I would be lying if I said that my trip to Thailand wasn’t – in part – an attempt to escape West Texas. It wasn’t the whole reason. And it wasn’t an escape like the kind I talked about in my post “Escape to Atlantis“. I just needed a reprieve from the dull, rolling plains and the reminders of heartbreak. What better cure for emotional and mental stagnation than an adventure full of inspiration?

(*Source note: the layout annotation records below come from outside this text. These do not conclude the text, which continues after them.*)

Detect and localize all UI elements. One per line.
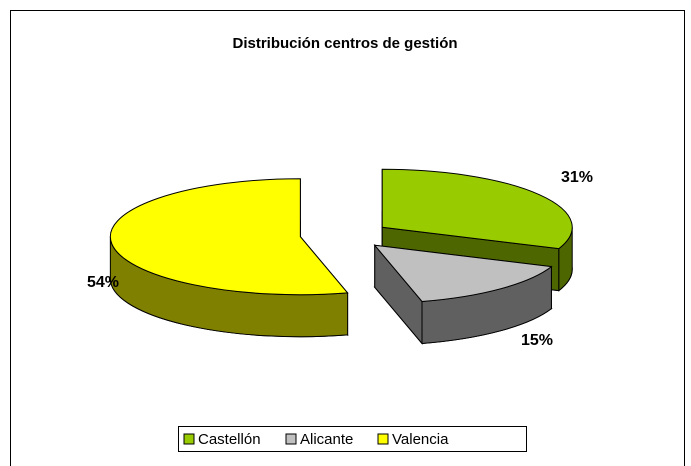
legend: Castellón Alicante Valencia bbox=[183, 431, 449, 448]
slice bbox=[373, 243, 553, 345]
legend-swatch bbox=[183, 433, 195, 445]
legend-label: Castellón bbox=[198, 431, 261, 448]
slice-top bbox=[373, 244, 553, 303]
slice-top bbox=[109, 178, 349, 296]
slice bbox=[109, 178, 349, 338]
chart-title: Distribución centros de gestión bbox=[232, 35, 457, 52]
value-label: 54% bbox=[87, 274, 119, 291]
slice-top bbox=[381, 168, 573, 250]
legend-box bbox=[178, 426, 527, 452]
legend-swatch bbox=[377, 433, 389, 445]
legend-label: Valencia bbox=[392, 431, 449, 448]
legend-label: Alicante bbox=[300, 431, 353, 448]
value-label: 15% bbox=[521, 332, 553, 349]
legend-swatch bbox=[285, 433, 297, 445]
pie: 54% 31% 15% bbox=[87, 168, 593, 349]
value-label: 31% bbox=[561, 169, 593, 186]
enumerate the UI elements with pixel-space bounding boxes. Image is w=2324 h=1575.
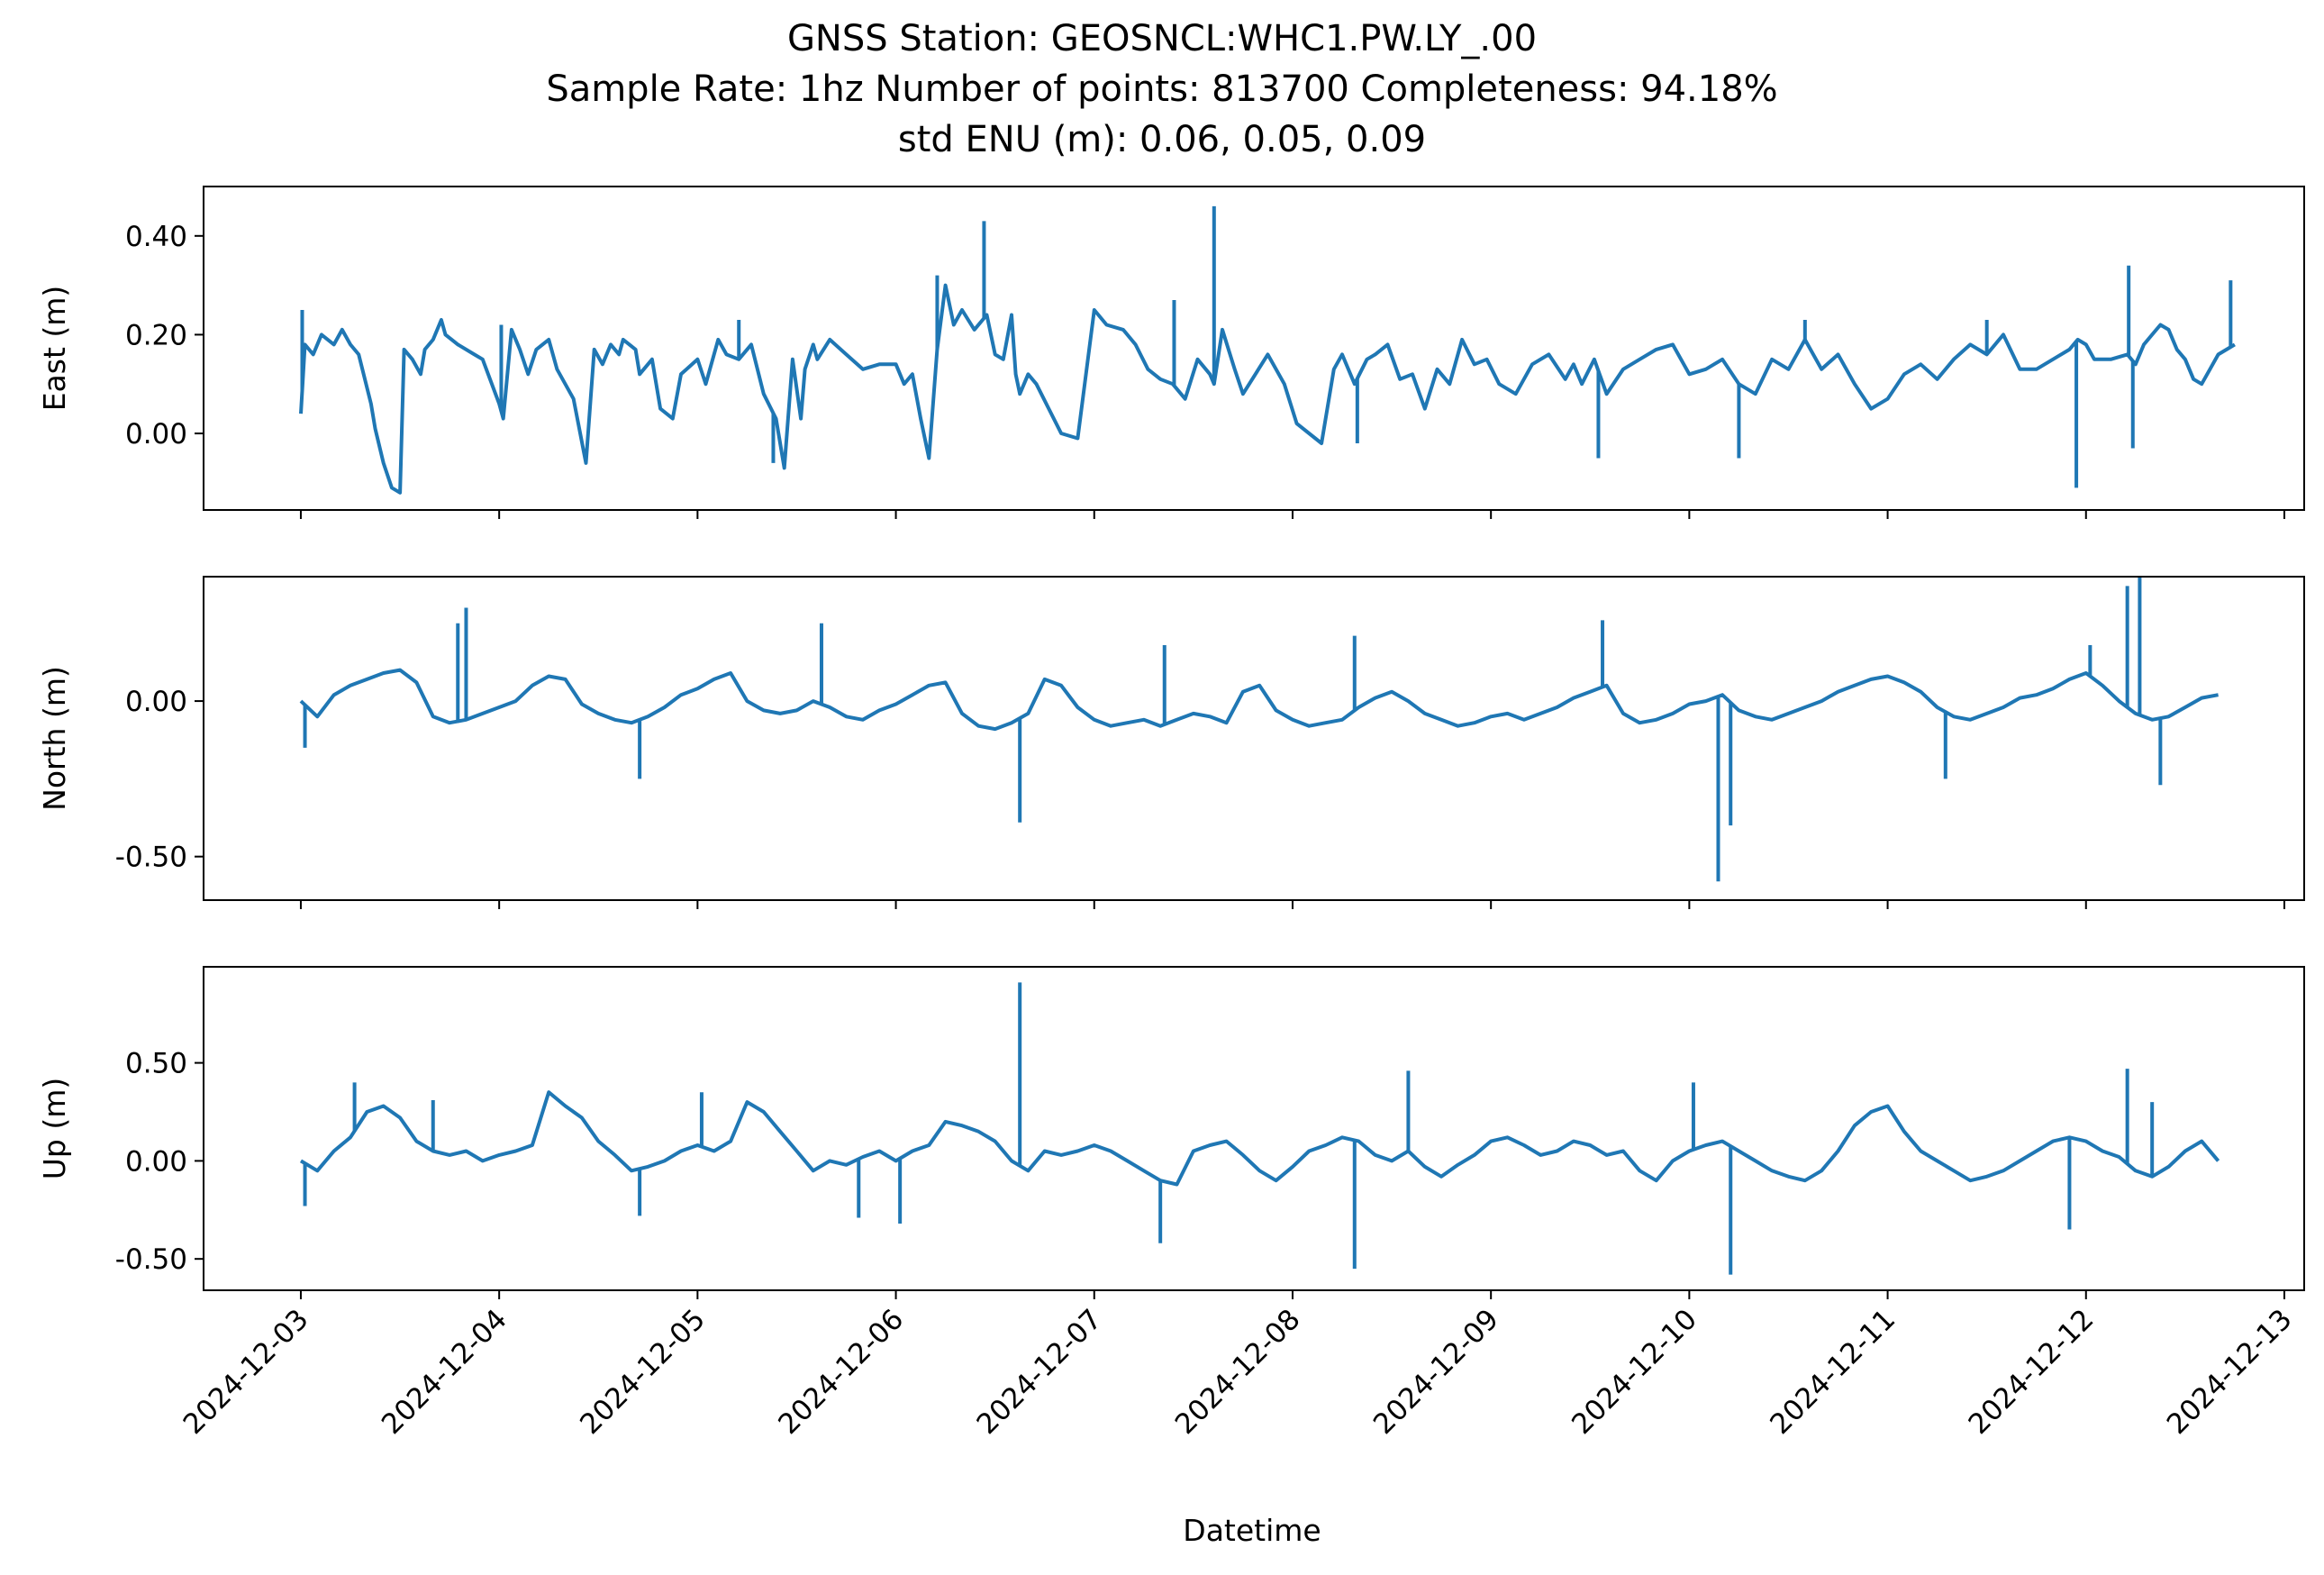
y-axis-label: East (m) <box>37 286 72 412</box>
title-line-1: GNSS Station: GEOSNCL:WHC1.PW.LY_.00 <box>787 18 1537 59</box>
chart-title: GNSS Station: GEOSNCL:WHC1.PW.LY_.00 Sam… <box>546 18 1777 160</box>
y-tick-label: 0.40 <box>125 221 187 253</box>
axes-frame <box>203 576 2305 901</box>
y-axis-label: Up (m) <box>37 1078 72 1180</box>
north-panel: 0.00 -0.50 North (m) <box>37 576 2305 909</box>
title-line-2: Sample Rate: 1hz Number of points: 81370… <box>546 68 1777 110</box>
y-tick-label: 0.50 <box>125 1048 187 1080</box>
axes-frame <box>203 966 2305 1291</box>
title-line-3: std ENU (m): 0.06, 0.05, 0.09 <box>898 119 1426 160</box>
series-line <box>299 668 2219 732</box>
series-line <box>299 1090 2220 1187</box>
y-axis-label: North (m) <box>37 666 72 811</box>
y-tick-label: 0.20 <box>125 319 187 351</box>
y-tick-label: 0.00 <box>125 686 187 718</box>
series-line <box>299 283 2236 495</box>
y-tick-label: -0.50 <box>115 1243 187 1276</box>
y-tick-label: -0.50 <box>115 842 187 874</box>
y-tick-label: 0.00 <box>125 418 187 451</box>
y-tick-label: 0.00 <box>125 1145 187 1178</box>
x-axis-label: Datetime <box>1183 1513 1321 1548</box>
up-panel: 0.50 0.00 -0.50 Up (m) <box>37 966 2305 1299</box>
east-panel: 0.00 0.20 0.40 East (m) <box>37 186 2305 519</box>
axes-frame <box>203 186 2305 511</box>
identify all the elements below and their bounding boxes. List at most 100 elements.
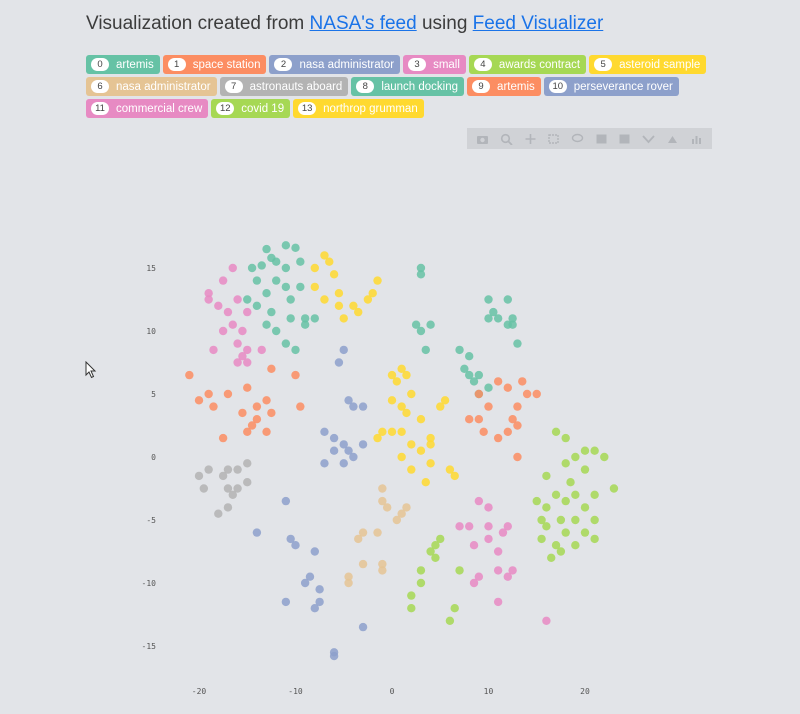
scatter-point[interactable]: [238, 352, 247, 361]
scatter-point[interactable]: [214, 509, 223, 518]
scatter-point[interactable]: [194, 471, 204, 481]
scatter-point[interactable]: [542, 616, 551, 625]
scatter-point[interactable]: [532, 496, 541, 506]
scatter-point[interactable]: [407, 604, 416, 613]
scatter-point[interactable]: [397, 452, 406, 462]
scatter-point[interactable]: [561, 496, 570, 506]
scatter-point[interactable]: [455, 345, 464, 355]
scatter-point[interactable]: [233, 358, 242, 367]
scatter-point[interactable]: [378, 427, 387, 436]
scatter-point[interactable]: [300, 578, 310, 588]
scatter-point[interactable]: [450, 604, 459, 613]
scatter-point[interactable]: [416, 578, 426, 588]
scatter-point[interactable]: [402, 408, 411, 418]
scatter-point[interactable]: [421, 478, 430, 487]
scatter-point[interactable]: [580, 465, 590, 474]
scatter-point[interactable]: [204, 389, 213, 399]
scatter-point[interactable]: [339, 459, 348, 468]
scatter-point[interactable]: [378, 484, 387, 493]
scatter-point[interactable]: [223, 484, 233, 493]
scatter-point[interactable]: [518, 377, 527, 386]
scatter-point[interactable]: [218, 276, 228, 285]
scatter-point[interactable]: [421, 345, 430, 355]
scatter-point[interactable]: [296, 282, 305, 292]
scatter-point[interactable]: [416, 446, 426, 455]
scatter-point[interactable]: [493, 377, 503, 386]
camera-icon[interactable]: [476, 133, 490, 145]
scatter-point[interactable]: [199, 484, 209, 493]
scatter-point[interactable]: [252, 402, 262, 411]
scatter-point[interactable]: [286, 295, 295, 304]
scatter-point[interactable]: [580, 446, 590, 455]
scatter-point[interactable]: [508, 314, 517, 323]
scatter-point[interactable]: [387, 396, 397, 405]
scatter-point[interactable]: [344, 396, 353, 405]
scatter-point[interactable]: [315, 597, 324, 607]
scatter-point[interactable]: [262, 396, 271, 405]
scatter-point[interactable]: [547, 553, 556, 562]
scatter-point[interactable]: [416, 566, 426, 575]
scatter-point[interactable]: [561, 528, 570, 537]
scatter-point[interactable]: [252, 276, 262, 285]
scatter-point[interactable]: [407, 389, 416, 399]
scatter-point[interactable]: [416, 263, 426, 273]
scatter-point[interactable]: [368, 289, 377, 298]
scatter-point[interactable]: [247, 421, 257, 430]
scatter-point[interactable]: [218, 433, 228, 443]
scatter-point[interactable]: [320, 427, 329, 436]
scatter-point[interactable]: [223, 503, 233, 512]
scatter-point[interactable]: [580, 528, 590, 537]
scatter-point[interactable]: [334, 289, 344, 298]
scatter-point[interactable]: [469, 377, 479, 386]
scatter-point[interactable]: [243, 478, 252, 487]
scatter-point[interactable]: [445, 616, 455, 625]
feed-visualizer-link[interactable]: Feed Visualizer: [472, 13, 604, 34]
scatter-point[interactable]: [252, 301, 262, 310]
scatter-point[interactable]: [590, 534, 599, 544]
scatter-point[interactable]: [194, 396, 204, 405]
scatter-point[interactable]: [590, 446, 599, 455]
scatter-point[interactable]: [465, 415, 474, 424]
cluster-tag[interactable]: 0 artemis: [86, 55, 160, 74]
scatter-point[interactable]: [223, 389, 233, 399]
scatter-point[interactable]: [387, 427, 397, 436]
scatter-point[interactable]: [474, 415, 484, 424]
scatter-point[interactable]: [426, 459, 435, 468]
scatter-point[interactable]: [571, 490, 580, 499]
scatter-point[interactable]: [513, 421, 522, 430]
scatter-point[interactable]: [257, 345, 266, 355]
cluster-tag[interactable]: 7 astronauts aboard: [219, 77, 349, 96]
scatter-point[interactable]: [378, 566, 387, 575]
scatter-point[interactable]: [436, 402, 445, 411]
scatter-point[interactable]: [431, 553, 440, 562]
scatter-point[interactable]: [233, 295, 242, 304]
scatter-point[interactable]: [315, 585, 324, 594]
scatter-point[interactable]: [204, 465, 213, 474]
scatter-point[interactable]: [329, 651, 339, 661]
box-select-icon[interactable]: [547, 133, 561, 145]
scatter-point[interactable]: [411, 320, 421, 329]
scatter-point[interactable]: [397, 364, 406, 373]
scatter-point[interactable]: [257, 261, 266, 270]
scatter-point[interactable]: [489, 307, 498, 317]
scatter-point[interactable]: [493, 314, 503, 323]
scatter-point[interactable]: [556, 515, 566, 525]
scatter-point[interactable]: [474, 370, 484, 380]
scatter-point[interactable]: [233, 339, 242, 348]
scatter-point[interactable]: [291, 541, 300, 550]
zoom-out-icon[interactable]: [618, 133, 632, 145]
scatter-point[interactable]: [590, 515, 599, 525]
scatter-point[interactable]: [349, 301, 358, 310]
scatter-point[interactable]: [358, 440, 368, 449]
scatter-point[interactable]: [358, 528, 368, 537]
scatter-point[interactable]: [354, 534, 363, 544]
scatter-point[interactable]: [339, 314, 348, 323]
scatter-point[interactable]: [556, 547, 566, 556]
cluster-tag[interactable]: 11 commercial crew: [86, 99, 209, 118]
scatter-point[interactable]: [571, 541, 580, 550]
scatter-point[interactable]: [339, 440, 348, 449]
scatter-point[interactable]: [387, 370, 397, 380]
scatter-point[interactable]: [320, 251, 329, 260]
scatter-point[interactable]: [218, 326, 228, 336]
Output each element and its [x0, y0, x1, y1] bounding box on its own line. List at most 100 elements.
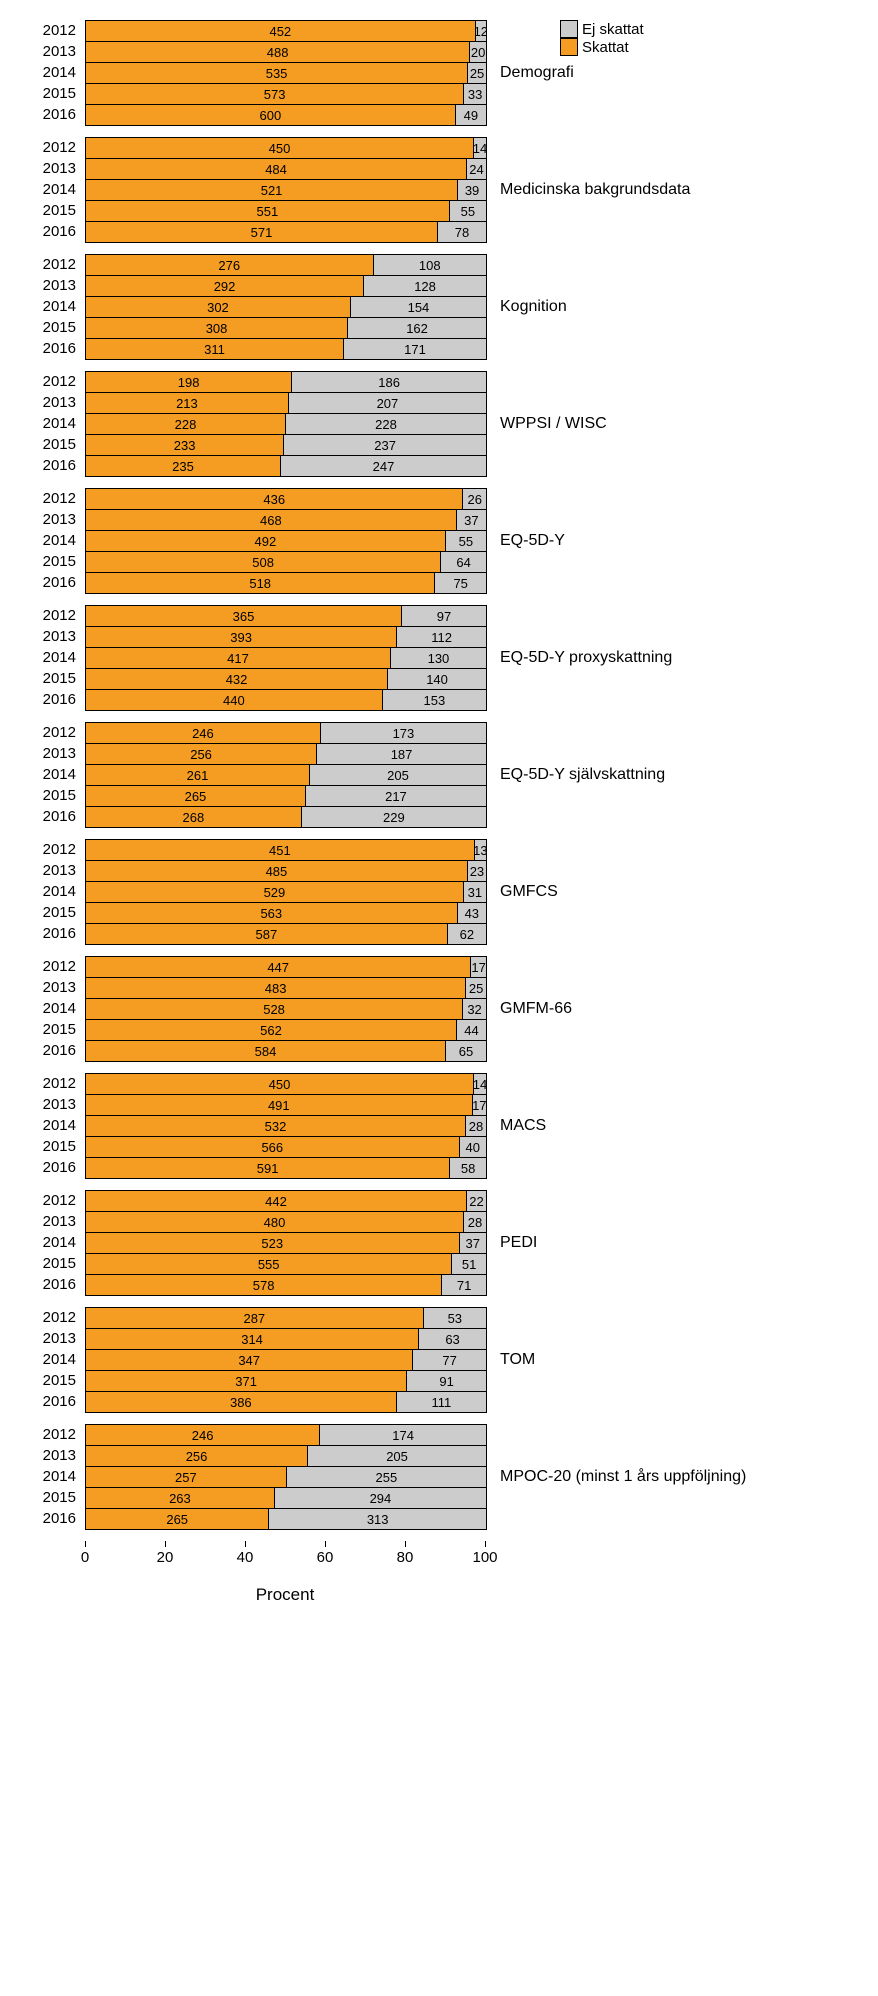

So when I think of being unable to leave the States, it’s difficult to grasp. This trip has been so rewarding. I wouldn’t trade it for anything. It was so easy for me to do! Hop on a plane, fly around the world, pass through customs, and voila! But my best friend (Venezuelan) can’t leave the States. And the girls I met in Mae Hong Son (the Karenni girls from left above, Ida, Dima, Mimi, Mithi, and Symmetweh) can’t leave the border of the forests that surrounds them.
It’s been over a week since I left their peaceful, humble village in the mountains and I miss them so much. I could go back to visit them, of course. But they can’t visit me. They are refugees who crossed the Thai border from Burma and now live in the mountains. They are wonderful young adults who stayed up with me every night to laugh and swap stories. Then they showed us city-folk how to bathe in a stream. They demonstrated using rocks to exfoliate and teased us when we tried to rub our faces with them. And most heartbreaking of all, they cried when we left.
These girls hardly dare to dream beyond the surrounding trees. It almost makes me feel guilty for daily pursuing a dream to write. My feet ache to move, so I travel. My fingers itch to type, so I write. For the girls, they settle on a future within the camp. They have so many dreams and wishes, but so little hope that they will come to fruition.
Since this was more of an open-ended thought with no real conclusion, I will end with a few words of encouragement:
To those who wish to roam, don’t take your leave for granted.
To those still stuck at home, don’t forsake your dreams.